Le duo formé par JB Hanak et son frère Fred n’est malheureusement plus depuis la disparition de ce dernier en 2018. Mais tandis qu’un roman largement autobiographique retrace les aventures de tournée de ces « moutons noirs de la French Touch » (Sales Chiens), Ici d’ailleurs re-sort en CD et double vinyle le disque qui leur avait ouvert les portes d’une carrière internationale. Mélange foutraque de leurs influences rock et hip-hop, ce 3e album n’est pas l’invention d’un savant fou (le Dr Aguuev) et de son copain déguisé en singe, mais l’artwork imaginé par Raoul Sinier et décliné en clip pour Pressure est superbe, et ce son millésimé 2004 (vraiment ?) pourrait presque faire douter. Abrasif, chaud, et complètement à part.

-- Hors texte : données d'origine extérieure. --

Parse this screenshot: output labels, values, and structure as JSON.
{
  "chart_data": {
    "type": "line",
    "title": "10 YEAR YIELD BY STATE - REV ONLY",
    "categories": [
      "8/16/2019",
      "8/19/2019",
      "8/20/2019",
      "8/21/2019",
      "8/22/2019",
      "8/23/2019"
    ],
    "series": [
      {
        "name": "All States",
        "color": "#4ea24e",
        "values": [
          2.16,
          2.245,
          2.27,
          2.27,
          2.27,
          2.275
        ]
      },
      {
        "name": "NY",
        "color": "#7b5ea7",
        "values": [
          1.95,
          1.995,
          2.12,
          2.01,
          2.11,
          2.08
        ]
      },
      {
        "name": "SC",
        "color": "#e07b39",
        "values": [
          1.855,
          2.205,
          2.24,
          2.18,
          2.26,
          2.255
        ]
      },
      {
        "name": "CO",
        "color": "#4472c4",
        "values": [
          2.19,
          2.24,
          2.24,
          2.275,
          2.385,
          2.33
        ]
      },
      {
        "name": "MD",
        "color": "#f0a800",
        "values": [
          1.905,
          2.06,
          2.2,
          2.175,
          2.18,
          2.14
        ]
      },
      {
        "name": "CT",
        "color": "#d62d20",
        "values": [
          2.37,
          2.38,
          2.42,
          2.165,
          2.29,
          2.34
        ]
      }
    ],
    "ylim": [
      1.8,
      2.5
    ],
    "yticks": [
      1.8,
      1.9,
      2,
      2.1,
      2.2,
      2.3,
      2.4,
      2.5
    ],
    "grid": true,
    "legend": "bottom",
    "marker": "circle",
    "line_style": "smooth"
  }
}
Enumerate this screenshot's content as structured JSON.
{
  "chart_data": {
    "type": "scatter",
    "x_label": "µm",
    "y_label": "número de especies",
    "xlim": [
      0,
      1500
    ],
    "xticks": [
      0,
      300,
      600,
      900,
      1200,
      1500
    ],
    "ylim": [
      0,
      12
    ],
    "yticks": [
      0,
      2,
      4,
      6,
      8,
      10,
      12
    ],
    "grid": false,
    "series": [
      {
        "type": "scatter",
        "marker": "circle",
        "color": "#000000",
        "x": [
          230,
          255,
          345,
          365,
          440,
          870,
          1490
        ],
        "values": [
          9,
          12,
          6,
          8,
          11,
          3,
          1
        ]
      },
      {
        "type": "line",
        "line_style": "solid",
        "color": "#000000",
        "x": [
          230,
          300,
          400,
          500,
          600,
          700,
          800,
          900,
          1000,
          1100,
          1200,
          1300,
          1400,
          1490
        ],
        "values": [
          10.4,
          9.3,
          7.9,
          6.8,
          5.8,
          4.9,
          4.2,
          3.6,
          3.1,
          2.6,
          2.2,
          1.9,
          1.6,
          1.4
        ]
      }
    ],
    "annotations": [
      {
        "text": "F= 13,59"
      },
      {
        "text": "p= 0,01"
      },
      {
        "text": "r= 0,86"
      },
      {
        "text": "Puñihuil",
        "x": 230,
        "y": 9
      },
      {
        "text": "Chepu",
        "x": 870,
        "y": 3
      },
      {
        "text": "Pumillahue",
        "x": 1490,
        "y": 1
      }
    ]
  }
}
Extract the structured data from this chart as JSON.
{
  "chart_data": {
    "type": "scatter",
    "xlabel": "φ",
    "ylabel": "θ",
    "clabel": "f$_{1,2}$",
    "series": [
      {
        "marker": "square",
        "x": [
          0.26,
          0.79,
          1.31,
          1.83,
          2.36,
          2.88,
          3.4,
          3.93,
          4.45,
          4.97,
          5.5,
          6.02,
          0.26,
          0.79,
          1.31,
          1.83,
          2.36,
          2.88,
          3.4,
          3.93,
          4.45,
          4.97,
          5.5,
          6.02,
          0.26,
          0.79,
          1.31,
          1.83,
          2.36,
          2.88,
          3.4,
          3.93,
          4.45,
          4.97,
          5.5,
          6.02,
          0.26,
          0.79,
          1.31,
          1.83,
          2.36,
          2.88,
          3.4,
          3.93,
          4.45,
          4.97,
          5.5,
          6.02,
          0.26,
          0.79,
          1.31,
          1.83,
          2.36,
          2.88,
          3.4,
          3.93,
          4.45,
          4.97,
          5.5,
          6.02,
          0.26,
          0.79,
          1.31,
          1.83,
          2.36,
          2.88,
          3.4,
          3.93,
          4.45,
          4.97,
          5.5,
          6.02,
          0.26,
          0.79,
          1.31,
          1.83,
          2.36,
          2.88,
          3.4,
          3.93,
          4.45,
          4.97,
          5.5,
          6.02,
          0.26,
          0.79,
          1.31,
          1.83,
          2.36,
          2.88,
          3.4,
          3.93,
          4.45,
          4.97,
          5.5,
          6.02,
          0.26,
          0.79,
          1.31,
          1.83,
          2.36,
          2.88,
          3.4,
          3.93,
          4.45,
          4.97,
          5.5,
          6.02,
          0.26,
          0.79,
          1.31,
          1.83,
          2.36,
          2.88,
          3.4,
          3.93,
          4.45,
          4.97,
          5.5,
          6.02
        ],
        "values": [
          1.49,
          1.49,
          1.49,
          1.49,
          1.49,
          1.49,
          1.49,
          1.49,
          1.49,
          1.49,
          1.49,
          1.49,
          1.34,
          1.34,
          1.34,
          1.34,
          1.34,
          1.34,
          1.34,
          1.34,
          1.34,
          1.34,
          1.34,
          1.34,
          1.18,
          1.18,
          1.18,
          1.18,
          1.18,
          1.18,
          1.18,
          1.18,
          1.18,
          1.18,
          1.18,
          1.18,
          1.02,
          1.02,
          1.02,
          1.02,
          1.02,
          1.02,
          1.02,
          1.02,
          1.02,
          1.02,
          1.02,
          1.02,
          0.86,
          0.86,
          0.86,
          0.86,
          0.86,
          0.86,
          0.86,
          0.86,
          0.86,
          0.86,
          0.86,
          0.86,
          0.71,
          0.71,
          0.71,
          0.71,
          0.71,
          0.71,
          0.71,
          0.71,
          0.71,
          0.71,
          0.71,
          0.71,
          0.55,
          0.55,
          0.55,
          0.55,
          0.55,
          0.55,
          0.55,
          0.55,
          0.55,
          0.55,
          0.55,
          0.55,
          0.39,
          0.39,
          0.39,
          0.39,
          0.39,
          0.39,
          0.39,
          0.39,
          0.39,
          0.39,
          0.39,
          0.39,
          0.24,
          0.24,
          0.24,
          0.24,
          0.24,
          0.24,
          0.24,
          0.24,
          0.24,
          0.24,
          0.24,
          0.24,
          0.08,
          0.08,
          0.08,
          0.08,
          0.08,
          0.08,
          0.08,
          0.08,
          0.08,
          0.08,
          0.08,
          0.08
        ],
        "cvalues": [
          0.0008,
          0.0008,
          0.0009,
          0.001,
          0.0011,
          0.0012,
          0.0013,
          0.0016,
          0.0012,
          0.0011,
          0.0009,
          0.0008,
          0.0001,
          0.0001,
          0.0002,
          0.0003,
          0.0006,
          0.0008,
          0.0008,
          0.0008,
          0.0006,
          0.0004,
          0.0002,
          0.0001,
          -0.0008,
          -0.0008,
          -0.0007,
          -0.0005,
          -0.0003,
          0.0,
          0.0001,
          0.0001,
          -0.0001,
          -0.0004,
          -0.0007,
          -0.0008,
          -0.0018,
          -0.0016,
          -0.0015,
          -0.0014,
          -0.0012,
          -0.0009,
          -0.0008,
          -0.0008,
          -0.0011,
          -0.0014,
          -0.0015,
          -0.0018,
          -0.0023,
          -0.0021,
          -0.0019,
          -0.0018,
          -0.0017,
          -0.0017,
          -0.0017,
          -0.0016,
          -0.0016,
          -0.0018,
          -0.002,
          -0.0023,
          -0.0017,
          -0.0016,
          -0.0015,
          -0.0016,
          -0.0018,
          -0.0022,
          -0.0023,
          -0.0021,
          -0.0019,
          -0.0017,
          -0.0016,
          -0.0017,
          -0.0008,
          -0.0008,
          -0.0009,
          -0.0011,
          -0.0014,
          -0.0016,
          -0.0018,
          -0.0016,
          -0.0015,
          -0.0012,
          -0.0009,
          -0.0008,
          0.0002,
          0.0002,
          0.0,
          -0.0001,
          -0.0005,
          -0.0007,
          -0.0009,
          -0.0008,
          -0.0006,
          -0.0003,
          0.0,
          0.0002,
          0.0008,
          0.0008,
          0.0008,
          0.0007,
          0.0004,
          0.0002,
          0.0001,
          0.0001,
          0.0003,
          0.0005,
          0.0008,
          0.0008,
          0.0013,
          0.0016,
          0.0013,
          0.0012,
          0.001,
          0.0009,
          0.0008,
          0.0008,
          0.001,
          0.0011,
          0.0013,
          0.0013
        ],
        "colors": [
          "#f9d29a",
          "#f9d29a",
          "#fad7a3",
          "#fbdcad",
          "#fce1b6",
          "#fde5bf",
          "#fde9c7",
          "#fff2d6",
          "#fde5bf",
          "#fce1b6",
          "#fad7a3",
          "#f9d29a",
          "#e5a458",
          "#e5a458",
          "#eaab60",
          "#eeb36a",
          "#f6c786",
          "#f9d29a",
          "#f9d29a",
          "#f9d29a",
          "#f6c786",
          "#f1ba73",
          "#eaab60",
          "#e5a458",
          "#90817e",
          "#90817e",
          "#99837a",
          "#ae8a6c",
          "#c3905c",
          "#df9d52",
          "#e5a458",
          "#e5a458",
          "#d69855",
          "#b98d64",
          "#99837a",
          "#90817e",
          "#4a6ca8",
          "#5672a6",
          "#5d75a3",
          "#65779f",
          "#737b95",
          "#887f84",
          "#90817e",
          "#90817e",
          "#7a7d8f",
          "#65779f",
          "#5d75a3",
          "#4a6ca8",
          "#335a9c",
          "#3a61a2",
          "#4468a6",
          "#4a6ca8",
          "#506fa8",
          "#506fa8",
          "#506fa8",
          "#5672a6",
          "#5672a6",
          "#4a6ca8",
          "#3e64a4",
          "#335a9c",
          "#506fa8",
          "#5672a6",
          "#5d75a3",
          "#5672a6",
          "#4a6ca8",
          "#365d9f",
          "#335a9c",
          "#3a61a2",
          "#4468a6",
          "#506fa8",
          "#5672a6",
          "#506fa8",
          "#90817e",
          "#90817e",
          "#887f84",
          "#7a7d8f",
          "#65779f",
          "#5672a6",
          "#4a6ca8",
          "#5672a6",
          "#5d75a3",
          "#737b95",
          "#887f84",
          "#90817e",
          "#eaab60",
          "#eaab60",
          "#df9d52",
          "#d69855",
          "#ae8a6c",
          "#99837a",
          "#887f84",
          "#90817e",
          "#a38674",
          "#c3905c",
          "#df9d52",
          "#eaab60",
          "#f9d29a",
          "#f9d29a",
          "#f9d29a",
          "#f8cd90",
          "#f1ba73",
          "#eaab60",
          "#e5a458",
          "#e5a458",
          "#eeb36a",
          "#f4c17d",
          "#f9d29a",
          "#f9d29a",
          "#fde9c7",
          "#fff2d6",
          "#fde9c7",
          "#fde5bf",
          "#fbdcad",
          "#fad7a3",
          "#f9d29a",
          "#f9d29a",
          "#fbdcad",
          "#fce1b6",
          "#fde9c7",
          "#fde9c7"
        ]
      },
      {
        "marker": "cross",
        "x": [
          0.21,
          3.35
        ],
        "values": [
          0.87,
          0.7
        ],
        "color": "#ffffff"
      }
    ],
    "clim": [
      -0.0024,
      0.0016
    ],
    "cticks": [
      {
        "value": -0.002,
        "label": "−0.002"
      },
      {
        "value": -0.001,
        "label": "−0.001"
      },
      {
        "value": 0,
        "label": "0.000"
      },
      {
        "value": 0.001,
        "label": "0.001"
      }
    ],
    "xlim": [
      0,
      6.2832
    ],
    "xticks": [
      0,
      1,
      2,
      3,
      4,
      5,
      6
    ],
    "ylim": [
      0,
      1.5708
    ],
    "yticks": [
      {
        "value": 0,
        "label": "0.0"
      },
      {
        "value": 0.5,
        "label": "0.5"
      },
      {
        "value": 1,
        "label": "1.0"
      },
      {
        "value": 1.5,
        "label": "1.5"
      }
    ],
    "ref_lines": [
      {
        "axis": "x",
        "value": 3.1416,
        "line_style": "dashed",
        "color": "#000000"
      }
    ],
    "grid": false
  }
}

(Ici d’Ailleurs / L’Autre Distribution – 12/11/2021)
Tombant de plus en plus le masque, Gontard nous entraine dans une sorte d’épopée-western, de vadrouille sur la Nationale 7, hommage à une époque où le Valentinois puise l’essentiel de ses références musicales, littéraires et cinématographiques soit grosso modo la période 75-85, celle d’un monde plus balisé. Ce qui ne l’empêche pas, au contraire, d’élargir sa palette musicale avec le reggae La séduction ou les touches « world » de Mahalia Dooyoo. On attaque avec un Plein de super en bande de potes autour d’Akene Guetno et son Anémone belle comme un Camion, mais comme toujours avec Gontard, le léger ou faussement léger (Homme perdu) côtoie le touchant (La chansons de Cédric) voire le poignant (Femme d’entretien, Faillite). Ce voyage dans le passé lui aurait-il fait oublier le propos social voire politique tenu jusqu’ici sur le présent (Repeupler…) ou sur l’avenir (2029) ? Au contraire, il y puise la force de penser que Le vent sifflera trois fois car on sait « que nous sommes ensemble et qu’ils sont tout seuls », et que « Les loups c’est nous ». Même avec un masque de lapin.